For more than a year, Shi has been working on an algorithm that allows robots to navigate around obstacles and may lead to more seamless video game design, and even cars that can drive themselves.
Shi was awarded a $100,000 scholarship on Tuesday for his research and findings through the Siemens Foundation, which provides more than $7 million annually in educational support across the nation.
Since, the A&M Consolidated student has become quite the star.
"I guess it's kind of exciting, but tiring in a sense," Shi said.
He said he went in to the competition expecting to be a semi-finalist at best. But after submitting a research paper, designing a poster exhibition, delivering an oral presentation, and enduring a nerve-wrecking question-and-answer session, he came out as the top competitor.
"It was definitely surprising to me," Shi said. "As I progressed I was quite amazed, and quite surprised and excited."
The algorithm Shi developed is called the "Lazy Toggle Probabilistic Roadmap Method." It's the combination of two previously computed algorithms into a more efficient one that eliminates steps used in the other formulas, Shi said.
"We randomized approaches with some heuristics that I developed and some techniques that prevent unnecessary computation," he said. "Parts of [the roadmap] need to be validated. I save unnecessary computation by delaying the checking of this roadmap. That really gives the name 'Lazy,' because we delay the checking."
Though the project was largely individual, Shi said Dr. Nancy Amato, a professor in the department of computer science and engineering at Texas A&M, and Jory Denny, a Ph.D. student, aided in his success.
Amato said Shi contacted her in the spring of 2011 and said he was interested in doing research.
"He showed up an hour after school let out for the summer," Amato laughed. "He participated in an intensive research experience all summer."
Amato is co-director for the Parasol Laboratory on the Texas A&M campus, which focuses on next-generation computing. Shi, alongside six faculty members, about 45 graduate students, and ten undergraduate students study in the multidisciplinary environment to develop several new computation projects.
"I had never had a high school student before," Amato said. "I didn't really know what to do, so I treated [him] like an undergrad."
Shi was paired with Denny, who did the majority of the detailed work with the high school student. Amato said Shi's project is an extension of what Denny submitted for his honors thesis.
"Kensen is really talented and I think a lot of that is due to his own initiative," Amato said.
Amato said she, Denny, and Shi submitted their research paper on the Lazy Toggle PRM to a major international robotics conference, and are hoping to be published.
"It's an amazing thing for an undergrad [to be published], but for a high school student it's completely amazing."
The professor said she and about 10 students crammed in her office Tuesday to watch the webcast of Shi receiving top honors and the hefty scholarship at the conference in Washington.
"We are completely thrilled," she said. "Kensen is really amazing. He's extremely down-to-earth. He's a great member in the lab ... He has a good sense of humor. He's just a really nice and humble person, I would say."

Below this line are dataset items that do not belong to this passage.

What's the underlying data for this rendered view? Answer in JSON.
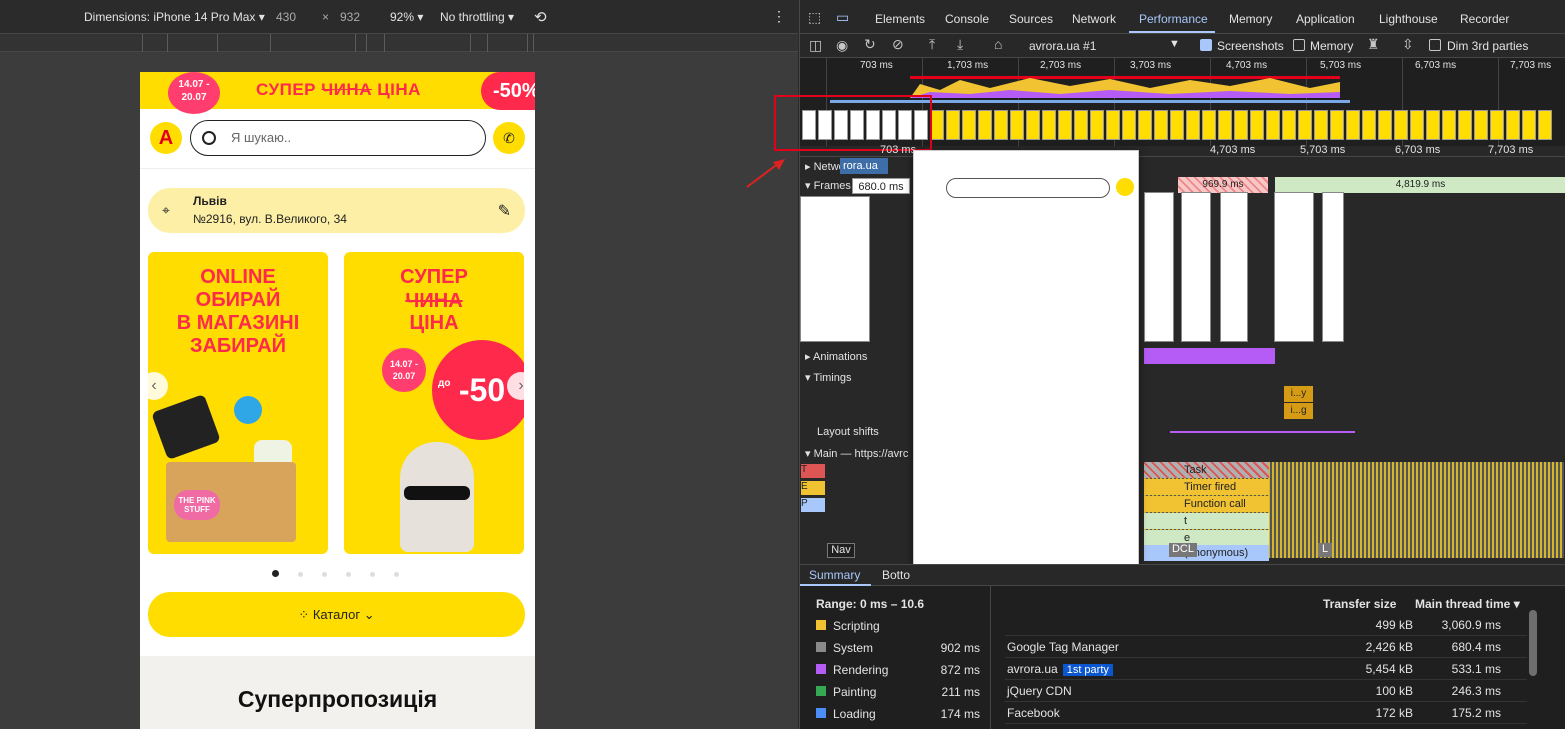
{
  "device_toolbar": {
    "dimensions_label": "Dimensions: iPhone 14 Pro Max",
    "width": "430",
    "times": "×",
    "height": "932",
    "zoom": "92%",
    "throttling": "No throttling"
  },
  "phone": {
    "promo_date": "14.07 - 20.07",
    "promo_title_a": "СУПЕР ",
    "promo_title_strike": "ЧИНА",
    "promo_title_b": " ЦІНА",
    "promo_badge": "-50%",
    "logo": "A",
    "search_placeholder": "Я шукаю..",
    "city": "Львів",
    "street": "№2916, вул. В.Великого, 34",
    "banner1_text": [
      "ONLINE",
      "ОБИРАЙ",
      "В МАГАЗИНІ",
      "ЗАБИРАЙ"
    ],
    "banner1_product": "THE PINK STUFF",
    "banner2_text_a": "СУПЕР",
    "banner2_strike": "ЧИНА",
    "banner2_text_b": "ЦІНА",
    "banner2_date": "14.07 - 20.07",
    "banner2_discount": "-50",
    "banner2_prefix": "до",
    "catalog_label": "Каталог",
    "section_title": "Суперпропозиція"
  },
  "devtools": {
    "tabs": [
      "Elements",
      "Console",
      "Sources",
      "Network",
      "Performance",
      "Memory",
      "Application",
      "Lighthouse",
      "Recorder"
    ],
    "active_tab": "Performance",
    "recording_target": "avrora.ua #1",
    "screenshots_label": "Screenshots",
    "memory_label": "Memory",
    "dim_label": "Dim 3rd parties",
    "overview_ticks": [
      "703 ms",
      "1,703 ms",
      "2,703 ms",
      "3,703 ms",
      "4,703 ms",
      "5,703 ms",
      "6,703 ms",
      "7,703 ms"
    ],
    "timeline_ticks": [
      "703 ms",
      "4,703 ms",
      "5,703 ms",
      "6,703 ms",
      "7,703 ms"
    ],
    "tracks": {
      "network": "Network",
      "network_tip": "rora.ua",
      "frames": "Frames",
      "frame_tooltip": "680.0 ms",
      "frame_bar_a": "969.9 ms",
      "frame_bar_b": "4,819.9 ms",
      "animations": "Animations",
      "timings": "Timings",
      "timing_a": "i...y",
      "timing_b": "i...g",
      "layout_shifts": "Layout shifts",
      "main": "Main — https://avrc",
      "nav": "Nav",
      "dcl": "DCL",
      "l": "L"
    },
    "flame": [
      "Task",
      "Timer fired",
      "Function call",
      "t",
      "e",
      "(anonymous)"
    ],
    "bottom_tabs": [
      "Summary",
      "Botto"
    ],
    "summary": {
      "range": "Range: 0 ms – 10.6",
      "categories": [
        {
          "name": "Scripting",
          "ms": "",
          "color": "#f1c232"
        },
        {
          "name": "System",
          "ms": "902 ms",
          "color": "#8a8a8a"
        },
        {
          "name": "Rendering",
          "ms": "872 ms",
          "color": "#b45cf5"
        },
        {
          "name": "Painting",
          "ms": "211 ms",
          "color": "#34a853"
        },
        {
          "name": "Loading",
          "ms": "174 ms",
          "color": "#4c8df6"
        }
      ]
    },
    "third_party": {
      "col_transfer": "Transfer size",
      "col_main": "Main thread time",
      "rows": [
        {
          "name": "",
          "badge": "",
          "size": "499 kB",
          "time": "3,060.9 ms"
        },
        {
          "name": "Google Tag Manager",
          "badge": "",
          "size": "2,426 kB",
          "time": "680.4 ms"
        },
        {
          "name": "avrora.ua",
          "badge": "1st party",
          "size": "5,454 kB",
          "time": "533.1 ms"
        },
        {
          "name": "jQuery CDN",
          "badge": "",
          "size": "100 kB",
          "time": "246.3 ms"
        },
        {
          "name": "Facebook",
          "badge": "",
          "size": "172 kB",
          "time": "175.2 ms"
        }
      ]
    }
  }
}
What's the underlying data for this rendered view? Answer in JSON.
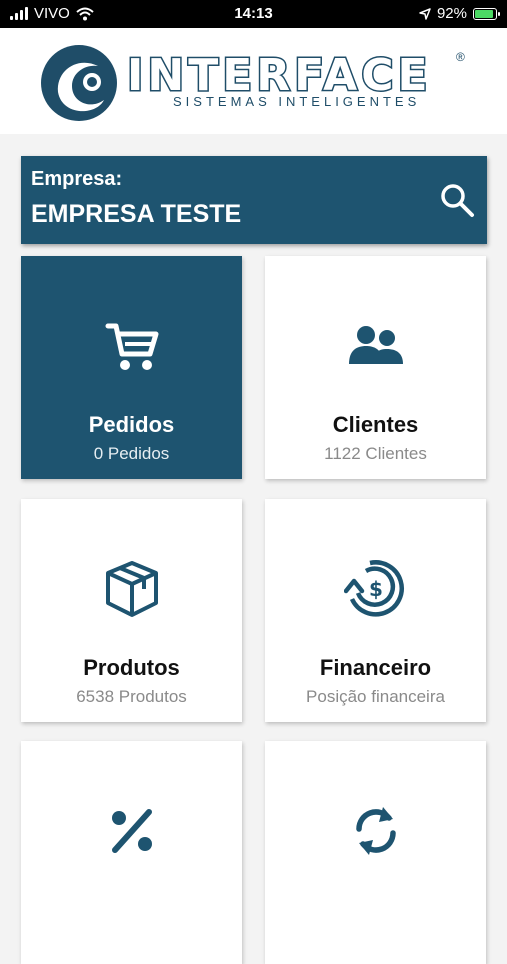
{
  "status_bar": {
    "carrier": "VIVO",
    "time": "14:13",
    "battery": "92%"
  },
  "header": {
    "brand_name": "INTERFACE",
    "registered": "®",
    "tagline": "SISTEMAS INTELIGENTES"
  },
  "company": {
    "label": "Empresa:",
    "value": "EMPRESA TESTE"
  },
  "cards": [
    {
      "title": "Pedidos",
      "subtitle": "0 Pedidos",
      "icon": "cart-icon"
    },
    {
      "title": "Clientes",
      "subtitle": "1122 Clientes",
      "icon": "users-icon"
    },
    {
      "title": "Produtos",
      "subtitle": "6538 Produtos",
      "icon": "box-icon"
    },
    {
      "title": "Financeiro",
      "subtitle": "Posição financeira",
      "icon": "money-icon"
    },
    {
      "title": "",
      "subtitle": "",
      "icon": "percent-icon"
    },
    {
      "title": "",
      "subtitle": "",
      "icon": "sync-icon"
    }
  ],
  "colors": {
    "primary": "#1e5470",
    "background": "#f3f3f3",
    "subtitle": "#8a8a8a"
  }
}
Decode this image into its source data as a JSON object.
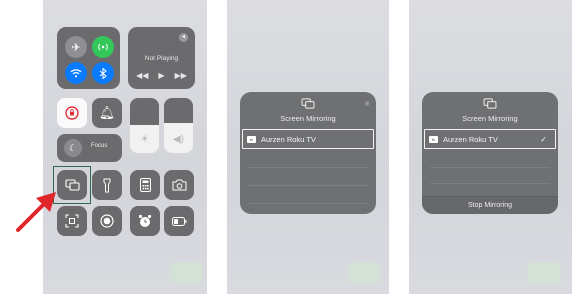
{
  "panel1": {
    "now_playing": "Not Playing",
    "focus_label": "Focus",
    "media_controls": [
      "◀◀",
      "▶",
      "▶▶"
    ]
  },
  "panel2": {
    "title": "Screen Mirroring",
    "device": "Aurzen Roku TV"
  },
  "panel3": {
    "title": "Screen Mirroring",
    "device": "Aurzen Roku TV",
    "checkmark": "✓",
    "stop_label": "Stop Mirroring"
  },
  "colors": {
    "tile": "#6b6b6d",
    "airplane_circle": "#8e8e93",
    "cellular_circle": "#34c759",
    "wifi_circle": "#0a7aff",
    "bluetooth_circle": "#0a7aff",
    "arrow": "#e0262b",
    "highlight_border": "#2e6b4d"
  }
}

Shi said he's excited about the scholarship, and so are his parents. He hasn't quite decided yet, he said, where he will be attending college.
"I definitely would like to major in computer science and continue scientific research," Shi said. "I'm not sure of the specifics."
When Shi isn't developing scientific breakthroughs, he said he enjoys swimming and playing piano. He's also president of the math club and captain of the science bowl team at A&M Consolidated.